Mas ainda é carnaval

Se Ele soubesse antes como se encontraria agora, teria resistido, largado pela metade? Contudo, essas coisas, a gente nunca sabe, tudo é possibilidade, imprevisão, e isso ninguém nunca precisou ensiná-lo. Saltaria Ele essa página da sua vida, se possível? Não saberia responder, mas gostava de pensar na possibilidade.

E o Outro, no mesmo lado onde sempre esteve, agora cogitando ter se envolvido demais e quase sempre tornava isso uma verdade.

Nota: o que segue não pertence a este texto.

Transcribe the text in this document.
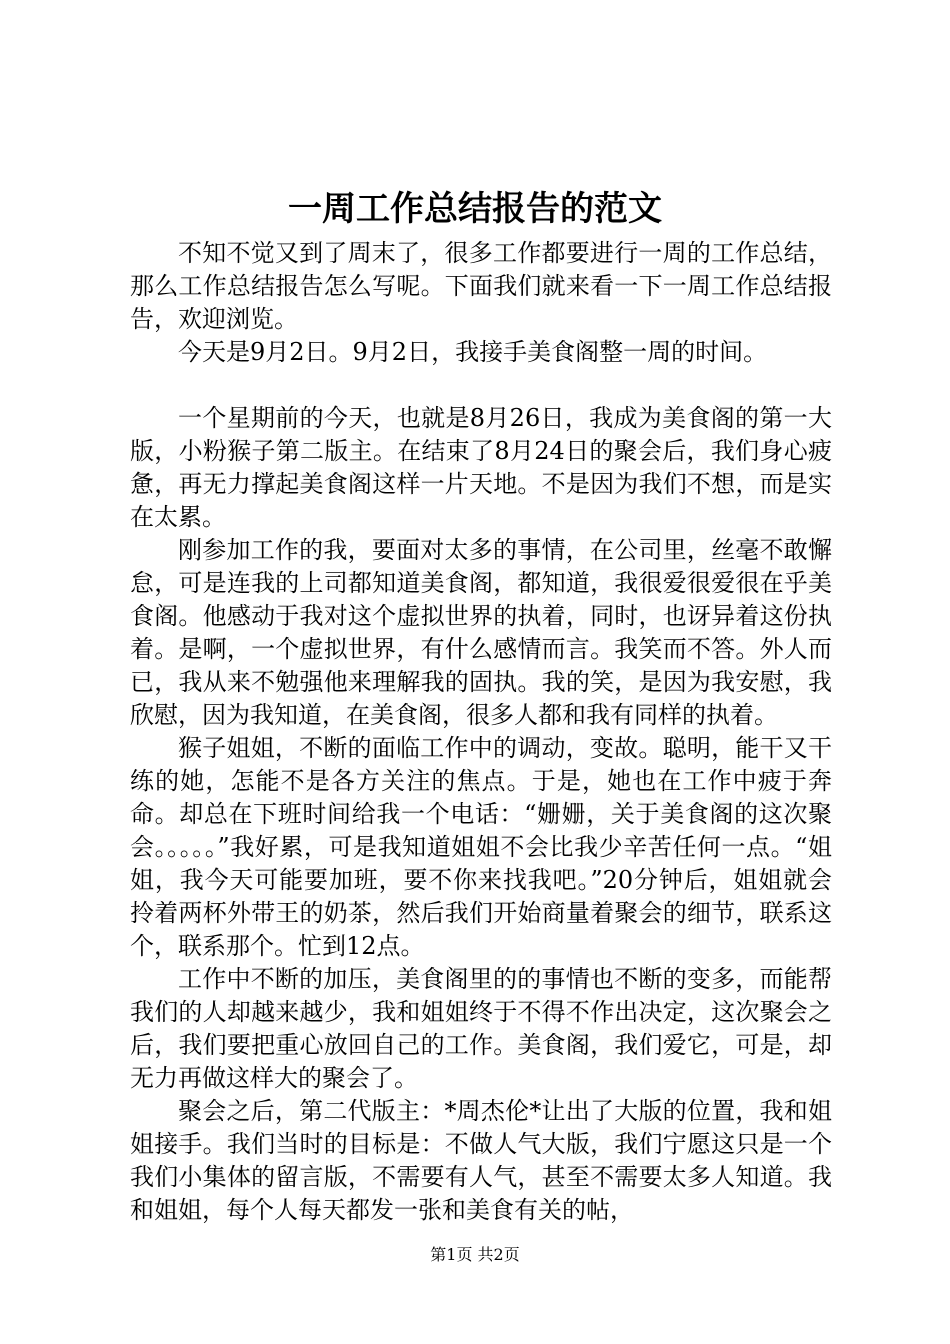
一周工作总结报告的范文

不知不觉又到了周末了，很多工作都要进行一周的工作总结，那么工作总结报告怎么写呢。下面我们就来看一下一周工作总结报告，欢迎浏览。

今天是9月2日。9月2日，我接手美食阁整一周的时间。

一个星期前的今天，也就是8月26日，我成为美食阁的第一大版，小粉猴子第二版主。在结束了8月24日的聚会后，我们身心疲惫，再无力撑起美食阁这样一片天地。不是因为我们不想，而是实在太累。

刚参加工作的我，要面对太多的事情，在公司里，丝毫不敢懈怠，可是连我的上司都知道美食阁，都知道，我很爱很爱很在乎美食阁。他感动于我对这个虚拟世界的执着，同时，也讶异着这份执着。是啊，一个虚拟世界，有什么感情而言。我笑而不答。外人而已，我从来不勉强他来理解我的固执。我的笑，是因为我安慰，我欣慰，因为我知道，在美食阁，很多人都和我有同样的执着。

猴子姐姐，不断的面临工作中的调动，变故。聪明，能干又干练的她，怎能不是各方关注的焦点。于是，她也在工作中疲于奔命。却总在下班时间给我一个电话：“姗姗，关于美食阁的这次聚会。。。。。”我好累，可是我知道姐姐不会比我少辛苦任何一点。“姐姐，我今天可能要加班，要不你来找我吧。”20分钟后，姐姐就会拎着两杯外带王的奶茶，然后我们开始商量着聚会的细节，联系这个，联系那个。忙到12点。

工作中不断的加压，美食阁里的的事情也不断的变多，而能帮我们的人却越来越少，我和姐姐终于不得不作出决定，这次聚会之后，我们要把重心放回自己的工作。美食阁，我们爱它，可是，却无力再做这样大的聚会了。

聚会之后，第二代版主：*周杰伦*让出了大版的位置，我和姐姐接手。我们当时的目标是：不做人气大版，我们宁愿这只是一个我们小集体的留言版，不需要有人气，甚至不需要太多人知道。我和姐姐，每个人每天都发一张和美食有关的帖，

第1页 共2页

Entretanto, Ele alegara que sim, que foi o único que se envolveu demais, que se doou mais, excessivamente e criava um ódio próprio na primeira oportunidade, diferente do Outro, alheio a busca por culpados.

O Outro dispensava esse pensamento, de quem se envolveu demais ou de menos. Queria e foi, depois voltou para o lugar onde sempre esteve antes. Não queria mais estar ali, e nada o faria pensar o contrário porque aquela coisa de magia & encantamento agora era escassa, e existia o além do ponto em que a vista alcançava, e nisso agarrava-se.

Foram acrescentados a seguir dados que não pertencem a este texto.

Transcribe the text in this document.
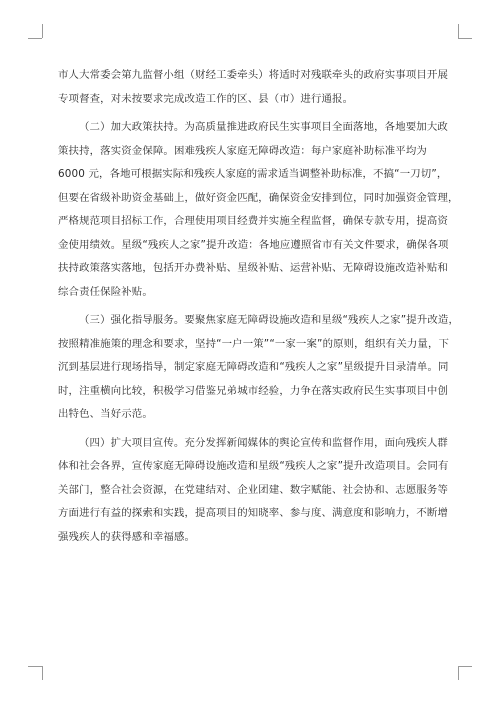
市人大常委会第九监督小组（财经工委牵头）将适时对残联牵头的政府实事项目开展
专项督查，对未按要求完成改造工作的区、县（市）进行通报。
（二）加大政策扶持。为高质量推进政府民生实事项目全面落地，各地要加大政
策扶持，落实资金保障。困难残疾人家庭无障碍改造：每户家庭补助标准平均为
6000 元，各地可根据实际和残疾人家庭的需求适当调整补助标准，不搞“一刀切”，
但要在省级补助资金基础上，做好资金匹配，确保资金安排到位，同时加强资金管理，
严格规范项目招标工作，合理使用项目经费并实施全程监督，确保专款专用，提高资
金使用绩效。星级“残疾人之家”提升改造：各地应遵照省市有关文件要求，确保各项
扶持政策落实落地，包括开办费补贴、星级补贴、运营补贴、无障碍设施改造补贴和
综合责任保险补贴。
（三）强化指导服务。要聚焦家庭无障碍设施改造和星级“残疾人之家”提升改造，
按照精准施策的理念和要求，坚持“一户一策”“一家一案”的原则，组织有关力量，下
沉到基层进行现场指导，制定家庭无障碍改造和“残疾人之家”星级提升目录清单。同
时，注重横向比较，积极学习借鉴兄弟城市经验，力争在落实政府民生实事项目中创
出特色、当好示范。
（四）扩大项目宣传。充分发挥新闻媒体的舆论宣传和监督作用，面向残疾人群
体和社会各界，宣传家庭无障碍设施改造和星级“残疾人之家”提升改造项目。会同有
关部门，整合社会资源，在党建结对、企业团建、数字赋能、社会协和、志愿服务等
方面进行有益的探索和实践，提高项目的知晓率、参与度、满意度和影响力，不断增
强残疾人的获得感和幸福感。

Ele não, ficaria até o fim, afirmou isso desde o início, e dizia que o fim não era aquele, era apenas o fim do outro. Mas não seria aquele o ponto, que não caberia mais um passo de ambos? Discordava. E as memórias, as promessas foram tudo em vão, as palavras ditas jaziam agora ao vento? Foram o que os amigos escutaram pelo telefone durante algum tempo, queria explicação para tal.

O outro encararia aquela situação como um impasse.

Ele não, havia esperança – quase perdida-, mas havia, e não queria encarar todo o resto que ficaria após à partida do outro, imploraria por consolo.

Houve o início, se lembravam disso, ambos não resistiram para que acontecesse, e foi rápido, começaram somando semelhanças, e tentando subtrair coisas opostas que eram quase inexistentes, e às vezes ignoradas, como em todo começo, ávidos para que dessem certo.

Tinham fome de seguir adiante, e seguiram para onde encontravam-se agora. Ele dizia que se soubesse teria demorado mais em todo o processo, para que tudo não acabasse assim como começou, e sentia-se patético.

O outro dizia que as coisas deveriam andar da forma que percorreu, que foi bom, importante e algumas coisas amenizadoras, mas agora não existia mais adiante. E lembrava da frase que há alguns dias leu por acaso: “Tudo é vário. Temporário. Efêmero...” Soube depois que era um pedaço de um trecho do Chico Buarque, e pensou sobre dias afora.

E essa oposição seguia ignorada por ele, como as demais coisas opostas entre ambos, mas visíveis aos dois.

Foi descoberta do outro, e certeza que ele teve. Mas tudo é transeunte, ele afirmava não querer mais gostar de ninguém, e outros pensamentos cândidos, além de mudar a própria rotina para que os seus pensamentos não ficassem à mercê do outro, que distanciava-se cada vez mais agora.

Entraram nessa história sem trazer nada, e foram embora levando alguma coisa, igual entre ambos.

Houveram músicas trocadas, filmes assistidos, lugares visitados, até chegarem ao ponto que deveriam despedir-se parar para dar início a outra história. Aí seriam outras músicas, outros filmes, outros lugares, mas poderia ser também, as mesmas músicas, filmes e lugares, com outras pessoas, não desapegariam tão ligeiro dos próprios gostos, para compartilharem com quem apareceria a seguir.

Aqui seria a continuidade da coisa, enquadrando os mesmos clichês, que temia ele que o outro já estivesse pronto para oferecer a terceiros.

Existiu um dia em que ele tentou pegar novamente o início, e enquadrar entre ambos, mas não funcionou, foi superficial, era passado e o óbvio veio dias depois em letras grandes chamativas, nada existia mais ali, nem uma tentativa de amizade falhada que o outro tentou depois e veio a largar para lá.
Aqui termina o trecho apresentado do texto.